Analysis of the Adenovirus E1B-55K-Anchored Proteome Reveals Its Link to Ubiquitination Machinery

Josephine N. Harada,¹ Anna Shevchenko,² Andrej Shevchenko,² David C. Pallas,³ and Arnold J. Berk^1,4*

Molecular Biology Institute,¹ Department of Microbiology, Immunology, and Molecular Genetics, University of California, Los Angeles, Los Angeles, California,⁴ Max Planck Institute of Molecular Cell Biology and Genetics, Dresden, Germany,² Department of Biochemistry and Winship Cancer Center, Emory University School of Medicine, Atlanta, Georgia³

Received 17 April 2002/ Accepted 12 June 2002

During the early phase of infection, the E1B-55K protein of adenovirus type 5 (Ad5) counters the E1A-induced stabilization of p53, whereas in the late phase, E1B-55K modulates the preferential nucleocytoplasmic transport and translation of the late viral mRNAs. The mechanism(s) by which E1B-55K performs these functions has not yet been clearly elucidated. In this study, we have taken a proteomics-based approach to identify and characterize novel E1B-55K-associated proteins.

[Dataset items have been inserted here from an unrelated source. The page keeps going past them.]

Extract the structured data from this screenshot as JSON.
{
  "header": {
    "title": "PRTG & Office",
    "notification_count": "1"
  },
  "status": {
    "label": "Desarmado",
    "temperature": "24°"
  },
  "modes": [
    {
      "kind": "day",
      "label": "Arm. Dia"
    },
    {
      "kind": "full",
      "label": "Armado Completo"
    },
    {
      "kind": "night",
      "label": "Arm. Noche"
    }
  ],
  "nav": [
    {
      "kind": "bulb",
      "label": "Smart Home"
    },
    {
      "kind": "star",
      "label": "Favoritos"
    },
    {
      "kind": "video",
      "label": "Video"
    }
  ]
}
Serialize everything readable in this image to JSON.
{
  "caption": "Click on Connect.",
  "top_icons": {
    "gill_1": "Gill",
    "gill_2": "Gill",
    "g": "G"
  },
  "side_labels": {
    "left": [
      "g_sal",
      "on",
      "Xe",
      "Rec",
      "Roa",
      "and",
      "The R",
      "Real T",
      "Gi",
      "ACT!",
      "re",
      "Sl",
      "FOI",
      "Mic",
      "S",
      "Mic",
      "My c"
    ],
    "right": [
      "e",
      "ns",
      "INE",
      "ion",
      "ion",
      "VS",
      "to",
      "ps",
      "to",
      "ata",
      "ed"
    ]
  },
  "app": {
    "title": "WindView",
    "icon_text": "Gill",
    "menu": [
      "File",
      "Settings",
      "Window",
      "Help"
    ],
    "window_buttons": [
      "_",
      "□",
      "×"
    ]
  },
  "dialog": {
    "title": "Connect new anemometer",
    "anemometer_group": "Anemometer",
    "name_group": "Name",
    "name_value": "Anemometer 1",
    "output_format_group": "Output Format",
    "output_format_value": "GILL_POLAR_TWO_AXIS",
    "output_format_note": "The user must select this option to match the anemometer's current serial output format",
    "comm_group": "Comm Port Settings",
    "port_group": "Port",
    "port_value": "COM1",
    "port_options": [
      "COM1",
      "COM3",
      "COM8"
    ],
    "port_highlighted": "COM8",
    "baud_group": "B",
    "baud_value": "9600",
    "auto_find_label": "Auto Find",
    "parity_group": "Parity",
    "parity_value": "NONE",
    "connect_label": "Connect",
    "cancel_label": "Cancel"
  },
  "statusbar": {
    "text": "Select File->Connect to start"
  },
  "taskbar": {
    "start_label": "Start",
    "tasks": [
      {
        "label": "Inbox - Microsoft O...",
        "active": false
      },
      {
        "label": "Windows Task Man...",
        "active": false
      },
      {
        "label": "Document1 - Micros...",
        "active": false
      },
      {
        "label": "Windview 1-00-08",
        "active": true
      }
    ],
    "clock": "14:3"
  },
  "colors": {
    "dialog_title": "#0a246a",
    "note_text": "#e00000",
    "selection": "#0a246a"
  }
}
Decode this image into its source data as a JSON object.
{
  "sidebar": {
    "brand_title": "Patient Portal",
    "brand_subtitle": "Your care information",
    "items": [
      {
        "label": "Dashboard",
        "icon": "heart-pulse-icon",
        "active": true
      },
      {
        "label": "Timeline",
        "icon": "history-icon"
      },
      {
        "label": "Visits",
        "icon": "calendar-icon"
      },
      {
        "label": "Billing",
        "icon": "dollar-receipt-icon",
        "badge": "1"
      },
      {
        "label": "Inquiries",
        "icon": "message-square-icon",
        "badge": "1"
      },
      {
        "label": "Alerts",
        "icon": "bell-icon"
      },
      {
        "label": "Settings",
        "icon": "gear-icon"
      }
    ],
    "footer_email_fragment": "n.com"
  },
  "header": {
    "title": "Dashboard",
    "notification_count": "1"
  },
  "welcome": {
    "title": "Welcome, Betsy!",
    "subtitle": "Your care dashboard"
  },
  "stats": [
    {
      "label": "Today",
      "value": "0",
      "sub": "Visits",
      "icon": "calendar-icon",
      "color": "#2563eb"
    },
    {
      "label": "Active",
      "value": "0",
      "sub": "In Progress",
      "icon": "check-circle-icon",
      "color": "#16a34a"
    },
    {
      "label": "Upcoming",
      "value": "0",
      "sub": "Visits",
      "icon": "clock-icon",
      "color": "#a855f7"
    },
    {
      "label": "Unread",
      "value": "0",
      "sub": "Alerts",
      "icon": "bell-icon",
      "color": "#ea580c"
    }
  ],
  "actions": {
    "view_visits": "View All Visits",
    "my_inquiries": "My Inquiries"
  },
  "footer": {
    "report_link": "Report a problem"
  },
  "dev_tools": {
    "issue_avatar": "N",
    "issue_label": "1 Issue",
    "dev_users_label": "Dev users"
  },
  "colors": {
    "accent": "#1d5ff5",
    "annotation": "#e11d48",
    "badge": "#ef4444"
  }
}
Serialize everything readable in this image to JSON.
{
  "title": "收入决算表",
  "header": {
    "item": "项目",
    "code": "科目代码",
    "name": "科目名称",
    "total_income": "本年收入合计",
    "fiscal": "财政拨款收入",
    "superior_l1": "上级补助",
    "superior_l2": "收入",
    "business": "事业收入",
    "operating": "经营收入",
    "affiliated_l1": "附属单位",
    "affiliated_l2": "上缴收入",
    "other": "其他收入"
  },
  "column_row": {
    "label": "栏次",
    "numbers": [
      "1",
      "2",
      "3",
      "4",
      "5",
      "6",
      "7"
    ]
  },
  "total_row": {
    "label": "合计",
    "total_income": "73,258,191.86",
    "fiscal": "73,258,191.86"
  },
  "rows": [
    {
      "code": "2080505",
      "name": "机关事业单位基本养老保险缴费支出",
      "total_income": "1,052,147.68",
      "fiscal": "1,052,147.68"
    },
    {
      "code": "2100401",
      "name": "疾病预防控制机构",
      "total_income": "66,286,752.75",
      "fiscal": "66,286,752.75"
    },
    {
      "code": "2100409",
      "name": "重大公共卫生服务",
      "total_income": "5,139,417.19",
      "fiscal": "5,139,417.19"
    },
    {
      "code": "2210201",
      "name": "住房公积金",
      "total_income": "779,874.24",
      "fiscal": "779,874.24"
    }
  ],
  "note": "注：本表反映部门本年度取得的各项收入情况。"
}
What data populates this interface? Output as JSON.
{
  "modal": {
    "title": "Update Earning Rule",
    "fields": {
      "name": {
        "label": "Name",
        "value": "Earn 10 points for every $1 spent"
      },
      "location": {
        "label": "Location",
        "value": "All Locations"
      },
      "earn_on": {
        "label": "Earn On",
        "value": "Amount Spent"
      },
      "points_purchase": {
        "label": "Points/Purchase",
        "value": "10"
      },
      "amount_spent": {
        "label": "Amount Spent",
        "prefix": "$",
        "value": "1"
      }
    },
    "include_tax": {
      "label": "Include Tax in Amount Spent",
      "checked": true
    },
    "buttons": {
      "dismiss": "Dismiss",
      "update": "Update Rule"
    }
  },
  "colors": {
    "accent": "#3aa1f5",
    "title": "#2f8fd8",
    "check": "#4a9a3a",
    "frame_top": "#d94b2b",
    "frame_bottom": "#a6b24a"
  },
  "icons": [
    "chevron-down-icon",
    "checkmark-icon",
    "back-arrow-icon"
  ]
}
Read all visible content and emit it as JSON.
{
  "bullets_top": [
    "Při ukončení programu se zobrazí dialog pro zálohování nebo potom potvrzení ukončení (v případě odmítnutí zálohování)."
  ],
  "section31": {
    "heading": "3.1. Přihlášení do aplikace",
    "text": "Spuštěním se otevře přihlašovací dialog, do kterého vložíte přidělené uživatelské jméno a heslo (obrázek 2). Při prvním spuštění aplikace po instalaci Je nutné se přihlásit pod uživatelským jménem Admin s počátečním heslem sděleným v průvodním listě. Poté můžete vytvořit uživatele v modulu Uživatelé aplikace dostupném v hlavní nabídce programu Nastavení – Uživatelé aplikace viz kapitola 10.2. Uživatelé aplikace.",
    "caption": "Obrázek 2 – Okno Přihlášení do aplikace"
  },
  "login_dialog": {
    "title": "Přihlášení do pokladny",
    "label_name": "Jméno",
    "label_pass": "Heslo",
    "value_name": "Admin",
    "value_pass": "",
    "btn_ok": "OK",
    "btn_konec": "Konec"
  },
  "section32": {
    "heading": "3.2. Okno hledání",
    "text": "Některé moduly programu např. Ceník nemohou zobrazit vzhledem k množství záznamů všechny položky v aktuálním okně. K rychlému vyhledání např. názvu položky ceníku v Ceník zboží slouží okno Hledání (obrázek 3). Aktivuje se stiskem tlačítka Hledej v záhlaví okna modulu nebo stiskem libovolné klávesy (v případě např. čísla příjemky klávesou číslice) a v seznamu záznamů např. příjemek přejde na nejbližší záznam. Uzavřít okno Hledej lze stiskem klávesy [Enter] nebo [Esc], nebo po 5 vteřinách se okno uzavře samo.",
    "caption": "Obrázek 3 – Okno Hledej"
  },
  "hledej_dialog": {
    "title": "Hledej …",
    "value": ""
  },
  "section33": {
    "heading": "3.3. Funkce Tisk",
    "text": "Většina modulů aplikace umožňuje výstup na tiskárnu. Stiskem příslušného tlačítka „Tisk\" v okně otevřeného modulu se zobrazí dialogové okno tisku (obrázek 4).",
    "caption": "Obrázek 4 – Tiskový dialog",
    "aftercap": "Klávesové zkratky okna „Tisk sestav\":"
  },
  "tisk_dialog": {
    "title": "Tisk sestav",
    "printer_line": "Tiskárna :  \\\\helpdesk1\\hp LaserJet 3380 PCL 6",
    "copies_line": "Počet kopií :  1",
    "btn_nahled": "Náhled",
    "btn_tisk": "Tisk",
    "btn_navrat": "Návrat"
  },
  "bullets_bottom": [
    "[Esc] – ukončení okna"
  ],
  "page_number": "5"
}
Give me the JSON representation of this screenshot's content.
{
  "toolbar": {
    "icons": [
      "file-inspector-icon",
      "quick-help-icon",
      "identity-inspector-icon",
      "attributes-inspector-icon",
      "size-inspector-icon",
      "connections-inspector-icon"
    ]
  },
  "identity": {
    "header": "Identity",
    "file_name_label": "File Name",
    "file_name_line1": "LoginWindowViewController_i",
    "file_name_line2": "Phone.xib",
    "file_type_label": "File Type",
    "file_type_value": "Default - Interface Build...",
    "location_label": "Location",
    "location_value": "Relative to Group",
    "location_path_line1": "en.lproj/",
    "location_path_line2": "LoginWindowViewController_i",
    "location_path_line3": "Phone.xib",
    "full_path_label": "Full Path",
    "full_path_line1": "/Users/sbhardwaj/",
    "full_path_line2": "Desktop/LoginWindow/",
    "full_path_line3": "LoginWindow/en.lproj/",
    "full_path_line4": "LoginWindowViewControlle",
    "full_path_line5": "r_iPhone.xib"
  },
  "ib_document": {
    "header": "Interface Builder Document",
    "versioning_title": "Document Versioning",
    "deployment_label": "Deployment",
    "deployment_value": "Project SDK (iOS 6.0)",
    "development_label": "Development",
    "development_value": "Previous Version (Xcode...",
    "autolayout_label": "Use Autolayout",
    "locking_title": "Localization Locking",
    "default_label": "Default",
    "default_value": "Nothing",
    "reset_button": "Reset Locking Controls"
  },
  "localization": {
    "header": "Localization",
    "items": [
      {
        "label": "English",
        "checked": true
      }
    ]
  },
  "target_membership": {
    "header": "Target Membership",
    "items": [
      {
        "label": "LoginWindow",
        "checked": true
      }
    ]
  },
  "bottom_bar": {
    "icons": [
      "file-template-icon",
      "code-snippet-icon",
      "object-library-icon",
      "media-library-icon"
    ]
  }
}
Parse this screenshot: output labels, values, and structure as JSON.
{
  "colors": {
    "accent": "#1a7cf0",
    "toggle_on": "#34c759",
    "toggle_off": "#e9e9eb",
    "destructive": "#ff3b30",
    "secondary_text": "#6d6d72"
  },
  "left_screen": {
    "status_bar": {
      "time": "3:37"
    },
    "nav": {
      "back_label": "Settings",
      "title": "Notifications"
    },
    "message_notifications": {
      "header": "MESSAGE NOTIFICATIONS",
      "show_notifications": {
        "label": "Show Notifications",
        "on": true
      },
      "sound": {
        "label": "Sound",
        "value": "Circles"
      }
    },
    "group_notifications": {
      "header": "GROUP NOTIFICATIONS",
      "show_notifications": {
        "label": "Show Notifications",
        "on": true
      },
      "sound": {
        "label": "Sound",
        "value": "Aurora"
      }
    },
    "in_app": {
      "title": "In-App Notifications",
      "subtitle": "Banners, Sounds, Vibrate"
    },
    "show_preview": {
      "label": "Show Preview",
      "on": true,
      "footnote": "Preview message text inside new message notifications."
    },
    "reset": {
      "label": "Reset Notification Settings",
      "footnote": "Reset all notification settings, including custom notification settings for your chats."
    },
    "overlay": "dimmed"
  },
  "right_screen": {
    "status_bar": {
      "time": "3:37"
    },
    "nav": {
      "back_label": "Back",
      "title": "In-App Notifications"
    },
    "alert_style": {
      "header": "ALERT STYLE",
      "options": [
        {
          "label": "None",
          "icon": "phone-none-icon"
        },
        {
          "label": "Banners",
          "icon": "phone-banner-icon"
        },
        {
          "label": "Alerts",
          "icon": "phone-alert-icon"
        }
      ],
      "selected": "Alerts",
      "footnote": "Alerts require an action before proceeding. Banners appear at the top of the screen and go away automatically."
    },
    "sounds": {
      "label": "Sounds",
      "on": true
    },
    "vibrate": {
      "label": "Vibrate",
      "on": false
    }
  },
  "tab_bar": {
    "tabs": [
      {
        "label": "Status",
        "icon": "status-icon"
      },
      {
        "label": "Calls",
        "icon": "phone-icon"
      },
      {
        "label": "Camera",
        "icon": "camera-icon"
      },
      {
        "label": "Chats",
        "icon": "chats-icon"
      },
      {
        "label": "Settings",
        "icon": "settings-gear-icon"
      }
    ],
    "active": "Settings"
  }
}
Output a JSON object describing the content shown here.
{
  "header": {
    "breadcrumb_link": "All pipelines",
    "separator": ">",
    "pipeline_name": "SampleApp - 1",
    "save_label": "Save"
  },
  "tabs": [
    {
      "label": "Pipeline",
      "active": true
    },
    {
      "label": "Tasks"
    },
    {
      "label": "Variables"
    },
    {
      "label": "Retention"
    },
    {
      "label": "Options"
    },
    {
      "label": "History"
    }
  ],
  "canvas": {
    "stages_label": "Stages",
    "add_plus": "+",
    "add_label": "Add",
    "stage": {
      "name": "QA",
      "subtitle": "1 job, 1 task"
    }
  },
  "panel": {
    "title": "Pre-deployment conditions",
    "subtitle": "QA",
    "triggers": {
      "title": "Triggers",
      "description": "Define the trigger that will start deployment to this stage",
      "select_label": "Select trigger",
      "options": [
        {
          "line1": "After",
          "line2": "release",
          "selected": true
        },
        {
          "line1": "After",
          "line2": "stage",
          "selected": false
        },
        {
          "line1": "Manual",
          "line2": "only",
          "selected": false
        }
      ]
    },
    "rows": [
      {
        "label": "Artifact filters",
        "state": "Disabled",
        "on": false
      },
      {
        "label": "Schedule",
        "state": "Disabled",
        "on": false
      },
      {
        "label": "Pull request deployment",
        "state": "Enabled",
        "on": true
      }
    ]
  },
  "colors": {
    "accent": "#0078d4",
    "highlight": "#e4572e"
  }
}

A multiprotein E1B-55K-containing complex was immunopurified from Ad5-infected HeLa cells and found to contain E4-orf6, as well as several cellular factors previously implicated in the ubiquitin-proteasome-mediated destruction of proteins, including Cullin-5, Rbx1/ROC1/Hrt1, and Elongins B and C. We further demonstrate that a complex containing these as well as other proteins is capable of directing the polyubiquitination of p53 in vitro. These ubiquitin ligase components were found in a high-molecular-mass complex of 800 to 900 kDa. We propose that these newly identified binding partners (Cullin-5, Elongins B and C, and Rbx1) complex with E1B-55K and E4-orf6 during Ad infection to form part of an E3 ubiquitin ligase that targets specific protein substrates for degradation. We further suggest that E1B-55K functions as the principal substrate recognition component of this SCF-type ubiquitin ligase, whereas E4-orf6 may serve to nucleate the assembly of the complex. Lastly, we describe the identification and characterization of two novel E1B-55K interacting factors, importin-1 and pp32, that may also participate in the functions previously ascribed to E1B-55K and E4-orf6.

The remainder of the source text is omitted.